Me and Josef have assembled the OTCs. In total, we has 10 OTCs, but one of them broke. In fact, we had brought two additional ones as back-ups. For example, they could serve if one OTC is flying away with strong winds. We were a bit worried about this possibility, as we know that it has happened in Signy Island (Sub-Antarctic Island). It took us about 4-5 hours in total to complete the assembly. I wanted to look at the scientific hut, South of the Station, where the apparatus of Alexander Mangold was placed. The door was frozen so I couldn't open it alone.
I have built a snow wall at the most windy side of my tent. I have enjoyed this. Probably it was the first time that I was doing it, since my childhood, when we loved to build snow fortresses! It seems that I did not forget the skills. A bit later, I was able to check my e-mail box from the station.
11 January, Monday
There was no wind today and the Bassler left the station this morning. We had a briefing with Alain and Gigi, the field guides Sanne and Alain Trullemans (both from the Belgian Army) and the 5 scientists (Elie and Steve, Irina, Josef and me). David Gladsteen (cameramen of the expedition) filmed us. We have discussed about plans. We get important information ; that the field guides leave the base from 13 to 14 Januray for the traverse to the sea coast, Alain and Gigi are going to meet the Japanese expedition from 27 to 29 or 30 January, and the electricity for the 2 scientific containers will be installed on 13 January. Gigi showed us the pictures of a non-frozen lake. This is great news, as last year, Jeroen and Steve spent a lot of time trying to find lakes. Gigi will be able to collect more samples during the trip to the Japanese scientists. I will do the microscopy of already available sediments. It is also decided that if the weather is good, we'll go to Pingvinane on Friday (15 Jan).

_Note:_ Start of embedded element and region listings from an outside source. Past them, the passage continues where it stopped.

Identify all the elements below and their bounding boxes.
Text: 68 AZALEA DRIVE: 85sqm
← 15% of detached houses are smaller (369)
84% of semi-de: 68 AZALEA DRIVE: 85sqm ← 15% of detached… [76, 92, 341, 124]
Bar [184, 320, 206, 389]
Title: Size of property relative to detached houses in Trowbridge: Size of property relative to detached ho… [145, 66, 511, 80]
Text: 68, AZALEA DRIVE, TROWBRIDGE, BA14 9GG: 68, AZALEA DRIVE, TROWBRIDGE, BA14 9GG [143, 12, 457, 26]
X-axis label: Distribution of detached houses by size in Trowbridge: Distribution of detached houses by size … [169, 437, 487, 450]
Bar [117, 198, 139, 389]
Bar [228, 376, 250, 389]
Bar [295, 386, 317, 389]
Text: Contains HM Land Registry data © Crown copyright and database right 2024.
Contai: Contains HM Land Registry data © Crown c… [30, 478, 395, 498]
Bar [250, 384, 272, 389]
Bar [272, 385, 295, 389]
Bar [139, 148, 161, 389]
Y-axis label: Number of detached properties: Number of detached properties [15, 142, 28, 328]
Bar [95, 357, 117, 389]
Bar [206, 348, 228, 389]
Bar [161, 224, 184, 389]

A less good news is that this year, there is a lot of snow (probably more than in 2007). This means that we can expect some difficulties in locating the microbial communities, because we would be buried in snow.
After this briefing, we had a field training with the guides: all about the camp, Prinoth, ski-doos, radio, Inmarsat, Iridium phones, GPS, climbing, crampons, safety on glaciers, installation of tents. I was very proud as my tent was shown as a good example of wind protection with a snow wall. With a radio, we have learnt to use the following system (if I call to Josef): Josef, it's Zorigto, over. Zorigto, it's Josef, over. Josef, it's Zorigto, radio check. Zorigto, it's Josef, radio check. To conclude the conversation, at the end - Josef, it's Zorigto, out. It is a bit long and fussy, but avoids misunderstandings.
We went around the nunatak on ski-doos and now I understand why people pay money for that!
A very important finding of this day was a field of cryoconites at the foothill of Utsteinen. The closer to the slope, the bigger and more numerous they were. Some of them are very big, probably more than a meter in diameter. All of them have frozen lids, that are quite soft and are composed of big cristals of ice. Lids could be broken, but they are deeper than 20 cm, so we will need to use a drill. On the surface of snow, there were cryoconites also.
This is very promising, and with this nice discovery, we went back to the camp.